競売の取り下げをしたい時、どうすればよいのかというと、例えば不動産の場合は対象の不動産の所在地を管轄している裁判所に対して行います。しかし取り下げは申し立てを行った債権者のみが出来、不動産を手放したり差し押さえられている人は行う事が出来ません。

自分で直接裁判所に申し立てて交渉をすれば止める事が出来ると考えている人もいますが、実際一度申し立てられた競売は止める事は出来ません。それでもどうしても止めたい場合は債権者の協力を得る事が必要です。
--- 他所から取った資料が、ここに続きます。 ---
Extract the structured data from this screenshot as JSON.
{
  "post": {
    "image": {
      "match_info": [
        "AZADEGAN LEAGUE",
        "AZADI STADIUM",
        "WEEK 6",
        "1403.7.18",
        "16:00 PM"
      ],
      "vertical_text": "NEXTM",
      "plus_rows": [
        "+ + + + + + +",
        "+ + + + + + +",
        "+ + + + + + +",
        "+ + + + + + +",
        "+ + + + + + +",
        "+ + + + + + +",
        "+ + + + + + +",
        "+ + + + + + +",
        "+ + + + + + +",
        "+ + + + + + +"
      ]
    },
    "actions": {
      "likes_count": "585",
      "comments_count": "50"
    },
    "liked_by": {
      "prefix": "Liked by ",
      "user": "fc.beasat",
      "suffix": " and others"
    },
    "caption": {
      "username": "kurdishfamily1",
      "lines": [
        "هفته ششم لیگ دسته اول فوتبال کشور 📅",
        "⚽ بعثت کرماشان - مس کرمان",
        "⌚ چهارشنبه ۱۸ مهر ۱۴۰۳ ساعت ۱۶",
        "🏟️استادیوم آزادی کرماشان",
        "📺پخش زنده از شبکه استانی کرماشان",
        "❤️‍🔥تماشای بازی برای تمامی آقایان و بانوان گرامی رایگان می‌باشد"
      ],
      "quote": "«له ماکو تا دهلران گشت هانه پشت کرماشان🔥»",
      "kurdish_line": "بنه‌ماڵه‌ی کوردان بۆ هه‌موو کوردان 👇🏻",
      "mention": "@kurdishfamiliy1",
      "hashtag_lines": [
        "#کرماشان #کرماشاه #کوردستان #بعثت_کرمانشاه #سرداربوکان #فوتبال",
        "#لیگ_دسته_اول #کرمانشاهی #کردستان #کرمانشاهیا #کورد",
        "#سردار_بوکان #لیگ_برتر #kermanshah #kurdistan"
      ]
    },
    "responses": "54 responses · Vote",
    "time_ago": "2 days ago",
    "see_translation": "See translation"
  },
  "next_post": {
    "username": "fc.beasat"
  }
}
では債権者に協力してもらうにはどうすればよいかというと、債権者は申し立てを取り下げる条件としてローン債務の全額支払いを要求してくる可能性が高いです。といっても全ての債権者が全額返済しなければ応じてくれないという訳ではありません。

中にはある程度まとまった額を返済してくれれば債務額を減らしても良いという人もいますので交渉する場合は誠意をもって交渉する事が大切です。

それでもまとまったお金を用意できない場合もあります。その場合は任意売却を提案してみると良いです。任意売却であればより高い価格で処分でき、その分債権者も買い集金額が多くなるので交渉が成立する場合もあります。

交渉の結果、債権者の協力を得られたら、不動産を管轄している裁判所に対して取下書を提出します。取下書には案件番号や日付、氏名、そして対象となる不動産を記載する必要があります。合わせて債権者に止める意思があるかを確認する為に印鑑を押してもらわなければなりません。

その印鑑も基本的に競売申立書に押したものと同じものである必要があります。

取り下げを債権者が単独で行う事ができるのは競売が始まる前日までです。ただ始まった後でも最高入札価格が決まるまでは止める事は可能です。

しかし執行官へ通知するのに一定期間が必要なので、なるべく行うのであれば始まる前日までにした方が良いです。最高入札者が決定してしまった後は、債権者単独ではする事が出来ません。

法律的には落札前日までは出来ますが、最高入札者や次点の入札者の同意を得る事が必要となり、彼らの同意を得られるのは中々難しいので止めるのであればなるべく早いほうが良いです。

無事に取り下げが認められると裁判所の書記官は不動産の差し押さえ登記の抹消をするのですが、その際には手続きの為登録免許税を納める事になります。

その為競売を止める時は取下書と収入印紙の提出をしなければなりません。登録免許税は不動産1つに対して1000円かかります。対象となる不動産が土地と建物それぞれ1つずつの場合は合計2000円となります。